Something that’s come up in the wake of this MAUS controversy (which is totally manufactured, BTW), is my stance on not just books and graphic novels, but my own work in particular. If you’re not familiar, I came up in the late ‘80s/early ‘90s comic scene, doing books that were labelled: Underground and extreme. I have a great clip of David J. Schow (The Crow, John Carpenter’s HELL) introducing me at a Chiller Con as “One of the godfathers of splatterpunk.”

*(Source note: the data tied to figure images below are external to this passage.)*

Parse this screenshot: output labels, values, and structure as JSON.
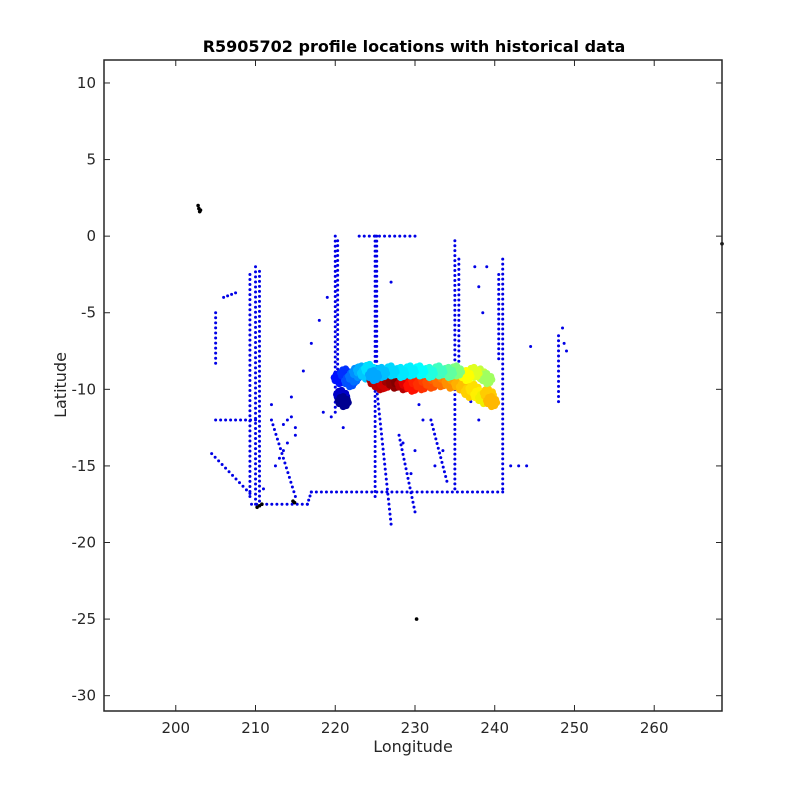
{
  "chart_data": {
    "type": "scatter",
    "title": "R5905702 profile locations with historical data",
    "xlabel": "Longitude",
    "ylabel": "Latitude",
    "xlim": [
      191,
      268.5
    ],
    "ylim": [
      -31,
      11.5
    ],
    "xticks": [
      200,
      210,
      220,
      230,
      240,
      250,
      260
    ],
    "yticks": [
      10,
      5,
      0,
      -5,
      -10,
      -15,
      -20,
      -25,
      -30
    ],
    "grid": false,
    "box": true,
    "colors": {
      "historical": "#0000e6",
      "outliers": "#000000",
      "axis": "#262626"
    },
    "historical_tracks": [
      {
        "x": [
          210.0,
          210.0
        ],
        "y": [
          -2.0,
          -17.5
        ]
      },
      {
        "x": [
          209.3,
          209.3
        ],
        "y": [
          -2.5,
          -17.0
        ]
      },
      {
        "x": [
          210.5,
          210.5
        ],
        "y": [
          -2.3,
          -17.3
        ]
      },
      {
        "x": [
          220.0,
          220.0
        ],
        "y": [
          0.0,
          -11.5
        ]
      },
      {
        "x": [
          220.3,
          220.3
        ],
        "y": [
          -0.3,
          -9.0
        ]
      },
      {
        "x": [
          225.0,
          225.0
        ],
        "y": [
          0.0,
          -17.0
        ]
      },
      {
        "x": [
          225.2,
          225.2
        ],
        "y": [
          0.0,
          -8.5
        ]
      },
      {
        "x": [
          225.0,
          227.0
        ],
        "y": [
          -9.0,
          -18.8
        ]
      },
      {
        "x": [
          235.0,
          235.0
        ],
        "y": [
          -0.3,
          -16.5
        ]
      },
      {
        "x": [
          235.5,
          235.5
        ],
        "y": [
          -1.5,
          -8.5
        ]
      },
      {
        "x": [
          241.0,
          241.0
        ],
        "y": [
          -1.5,
          -16.5
        ]
      },
      {
        "x": [
          240.5,
          240.5
        ],
        "y": [
          -2.5,
          -8.0
        ]
      },
      {
        "x": [
          248.0,
          248.0
        ],
        "y": [
          -6.5,
          -10.8
        ]
      },
      {
        "x": [
          205.0,
          205.0
        ],
        "y": [
          -5.0,
          -8.3
        ]
      },
      {
        "x": [
          204.5,
          209.3
        ],
        "y": [
          -14.2,
          -16.8
        ]
      },
      {
        "x": [
          217.0,
          241.0
        ],
        "y": [
          -16.7,
          -16.7
        ]
      },
      {
        "x": [
          209.5,
          216.5
        ],
        "y": [
          -17.5,
          -17.5
        ]
      },
      {
        "x": [
          216.5,
          217.0
        ],
        "y": [
          -17.5,
          -16.7
        ]
      },
      {
        "x": [
          223.0,
          230.0
        ],
        "y": [
          0.0,
          0.0
        ]
      },
      {
        "x": [
          205.0,
          210.0
        ],
        "y": [
          -12.0,
          -12.0
        ]
      },
      {
        "x": [
          228.0,
          230.0
        ],
        "y": [
          -13.0,
          -18.0
        ]
      },
      {
        "x": [
          232.0,
          234.0
        ],
        "y": [
          -12.0,
          -16.0
        ]
      },
      {
        "x": [
          212.0,
          215.0
        ],
        "y": [
          -12.0,
          -17.0
        ]
      }
    ],
    "historical_points": [
      [
        206.5,
        -3.9
      ],
      [
        207.0,
        -3.8
      ],
      [
        207.5,
        -3.7
      ],
      [
        206.0,
        -4.0
      ],
      [
        213.5,
        -12.3
      ],
      [
        214.0,
        -12.0
      ],
      [
        214.5,
        -11.8
      ],
      [
        215.0,
        -12.5
      ],
      [
        212.5,
        -15.0
      ],
      [
        213.0,
        -14.5
      ],
      [
        213.5,
        -14.0
      ],
      [
        212.0,
        -11.0
      ],
      [
        216.0,
        -8.8
      ],
      [
        218.0,
        -5.5
      ],
      [
        217.0,
        -7.0
      ],
      [
        219.0,
        -4.0
      ],
      [
        218.5,
        -11.5
      ],
      [
        219.5,
        -11.8
      ],
      [
        221.0,
        -12.5
      ],
      [
        214.5,
        -10.5
      ],
      [
        227.0,
        -3.0
      ],
      [
        228.5,
        -13.5
      ],
      [
        229.5,
        -15.5
      ],
      [
        230.0,
        -14.0
      ],
      [
        231.0,
        -12.0
      ],
      [
        230.5,
        -11.0
      ],
      [
        233.5,
        -14.0
      ],
      [
        232.5,
        -15.0
      ],
      [
        238.0,
        -3.3
      ],
      [
        237.5,
        -2.0
      ],
      [
        239.0,
        -2.0
      ],
      [
        238.5,
        -5.0
      ],
      [
        237.0,
        -10.8
      ],
      [
        238.0,
        -12.0
      ],
      [
        242.0,
        -15.0
      ],
      [
        243.0,
        -15.0
      ],
      [
        244.0,
        -15.0
      ],
      [
        244.5,
        -7.2
      ],
      [
        248.5,
        -6.0
      ],
      [
        248.7,
        -7.0
      ],
      [
        249.0,
        -7.5
      ],
      [
        211.0,
        -16.5
      ],
      [
        214.0,
        -13.5
      ],
      [
        215.0,
        -13.0
      ]
    ],
    "outlier_points": [
      [
        202.9,
        1.8
      ],
      [
        203.0,
        1.6
      ],
      [
        202.8,
        2.0
      ],
      [
        203.1,
        1.7
      ],
      [
        210.5,
        -17.6
      ],
      [
        210.8,
        -17.5
      ],
      [
        210.2,
        -17.7
      ],
      [
        214.7,
        -17.3
      ],
      [
        214.9,
        -17.4
      ],
      [
        230.2,
        -25.0
      ],
      [
        268.5,
        -0.5
      ]
    ],
    "profiles": [
      {
        "lon": 220.5,
        "lat": -9.3,
        "color": "#0010ff"
      },
      {
        "lon": 220.8,
        "lat": -10.4,
        "color": "#0000c8"
      },
      {
        "lon": 221.0,
        "lat": -10.8,
        "color": "#000090"
      },
      {
        "lon": 221.3,
        "lat": -9.0,
        "color": "#0030ff"
      },
      {
        "lon": 221.8,
        "lat": -9.5,
        "color": "#0050ff"
      },
      {
        "lon": 222.3,
        "lat": -9.2,
        "color": "#0070ff"
      },
      {
        "lon": 222.8,
        "lat": -8.9,
        "color": "#0090ff"
      },
      {
        "lon": 223.3,
        "lat": -8.8,
        "color": "#00b0ff"
      },
      {
        "lon": 223.8,
        "lat": -9.0,
        "color": "#00c8ff"
      },
      {
        "lon": 224.3,
        "lat": -8.7,
        "color": "#00e0ff"
      },
      {
        "lon": 225.0,
        "lat": -9.5,
        "color": "#b00000"
      },
      {
        "lon": 225.6,
        "lat": -9.7,
        "color": "#c00000"
      },
      {
        "lon": 226.2,
        "lat": -9.6,
        "color": "#d00000"
      },
      {
        "lon": 226.8,
        "lat": -9.4,
        "color": "#a00000"
      },
      {
        "lon": 227.4,
        "lat": -9.6,
        "color": "#900000"
      },
      {
        "lon": 228.0,
        "lat": -9.5,
        "color": "#800000"
      },
      {
        "lon": 228.5,
        "lat": -9.7,
        "color": "#b80000"
      },
      {
        "lon": 229.0,
        "lat": -9.6,
        "color": "#e00000"
      },
      {
        "lon": 229.6,
        "lat": -9.8,
        "color": "#ff1000"
      },
      {
        "lon": 230.2,
        "lat": -9.5,
        "color": "#ff2000"
      },
      {
        "lon": 230.8,
        "lat": -9.7,
        "color": "#ff3000"
      },
      {
        "lon": 231.4,
        "lat": -9.4,
        "color": "#ff4000"
      },
      {
        "lon": 232.0,
        "lat": -9.6,
        "color": "#ff5000"
      },
      {
        "lon": 232.6,
        "lat": -9.3,
        "color": "#ff6000"
      },
      {
        "lon": 233.2,
        "lat": -9.5,
        "color": "#ff7000"
      },
      {
        "lon": 233.8,
        "lat": -9.2,
        "color": "#ff8000"
      },
      {
        "lon": 234.4,
        "lat": -9.6,
        "color": "#ff9000"
      },
      {
        "lon": 235.0,
        "lat": -9.3,
        "color": "#ffa000"
      },
      {
        "lon": 235.6,
        "lat": -9.7,
        "color": "#ffb000"
      },
      {
        "lon": 236.2,
        "lat": -9.9,
        "color": "#ffc000"
      },
      {
        "lon": 236.8,
        "lat": -10.2,
        "color": "#ffd000"
      },
      {
        "lon": 237.4,
        "lat": -10.0,
        "color": "#ffe000"
      },
      {
        "lon": 238.0,
        "lat": -10.4,
        "color": "#fff000"
      },
      {
        "lon": 238.6,
        "lat": -10.6,
        "color": "#f0f000"
      },
      {
        "lon": 239.2,
        "lat": -10.3,
        "color": "#ffcc00"
      },
      {
        "lon": 239.6,
        "lat": -10.8,
        "color": "#ffb800"
      },
      {
        "lon": 238.2,
        "lat": -9.0,
        "color": "#c0ff40"
      },
      {
        "lon": 239.0,
        "lat": -9.3,
        "color": "#a0ff60"
      },
      {
        "lon": 237.4,
        "lat": -8.9,
        "color": "#e0ff20"
      },
      {
        "lon": 236.4,
        "lat": -9.1,
        "color": "#ffff00"
      },
      {
        "lon": 235.2,
        "lat": -8.8,
        "color": "#80ff80"
      },
      {
        "lon": 234.2,
        "lat": -8.9,
        "color": "#60ffa0"
      },
      {
        "lon": 233.0,
        "lat": -8.8,
        "color": "#40ffc0"
      },
      {
        "lon": 231.8,
        "lat": -8.9,
        "color": "#20ffe0"
      },
      {
        "lon": 230.6,
        "lat": -8.8,
        "color": "#00ffff"
      },
      {
        "lon": 229.4,
        "lat": -8.8,
        "color": "#00f0ff"
      },
      {
        "lon": 228.2,
        "lat": -8.9,
        "color": "#00e8ff"
      },
      {
        "lon": 227.0,
        "lat": -8.8,
        "color": "#00d8ff"
      },
      {
        "lon": 225.8,
        "lat": -8.9,
        "color": "#00c0ff"
      },
      {
        "lon": 224.8,
        "lat": -9.1,
        "color": "#00a8ff"
      }
    ]
  }
}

But…my titles? What about them? Should Cry For Dawn have been available to middle-schoolers, like the kids the Tennessee censorship feud is about? In a word: No.
I can picture the reactions. Huh? WTF? But Joe—you’re anti-censorship! You oppose bans! What gives?!
It’s pretty simple. While I wholeheartedly oppose censorship (demands to silence Joe Rogan, for instance), Cry For Dawn was not for 12-and-13 year olds. There is nothing wrong with that. Our comics contained subject matter Diamond Comics required labeling as ‘Mature Readers’. We had nudity, we had profanity, we had rape. We had a vagina with teeth. We bent every rule we couldn’t break, telling stories designed to make people think, and to get a reaction.
Doesn’t mean we had to hand it to middle schoolers, though. Here I am, 30 years later, talking about my interview with Art Spiegelman and discussing why there is no censorship going on in TN, because the truth is: there isn’t. Making a kid wait until he/she’s 16 to read a Mature Readers comic title? That’s no different than keeping that same kid out of an R-or-X-rated film. Preventing kids from seeing Cannibal Holocaust? Think about it. No kid’s being robbed or denied the opp to see that flick, there’s just a restriction on when. That we’re talking a Pulitzer prize winning graphic novel or a comic that broke new ground matters not. Good content being temporarily withheld from a reader is no crime, and it certainly doesn’t qualify as censorship.
My new comic is filled with graphic imagery and subject matter. It’s basically Cry For Dawn 10, or what it could have been had we continued in the 1990s. It is rough stuff. Am I concerned that I may not snag as many teen readers as were sneaking into comic shops to grab Cry For Dawn in 1992? No. I don’t plan on going anywhere. I’m going to keep writing comic stories. I’m going to keep writing prose stories. Some are going to flip people out. Some are going to have people up in arms, like with Kids Meal in 1990 and BIRTHMARKS in ’91. Because, that’s what I do. If a kid needs another year or so to catch up? So be it. I am content to wait, rather than rush an audience into material they’re not ready for. Average 12-and-13 year old kid shouldn’t have access to Caligula, either. Doesn’t mean there’s anything ‘banned’ or being ‘censored’. I refuse to play victim simply because there are some rules in place for age-appropriate material, which is why I stand with the school board in Tennessee.
Not that I’m gonna bitch if a kid like me skirts the rules and finds a way. Hell, that the kid is reading in the first place is impressive enough… I just hope he or she’s ready. The hard truth is, plenty won’t be, and I don’t think it’s worth the risk simply because a few whiners are screeching about something that hasn’t happened.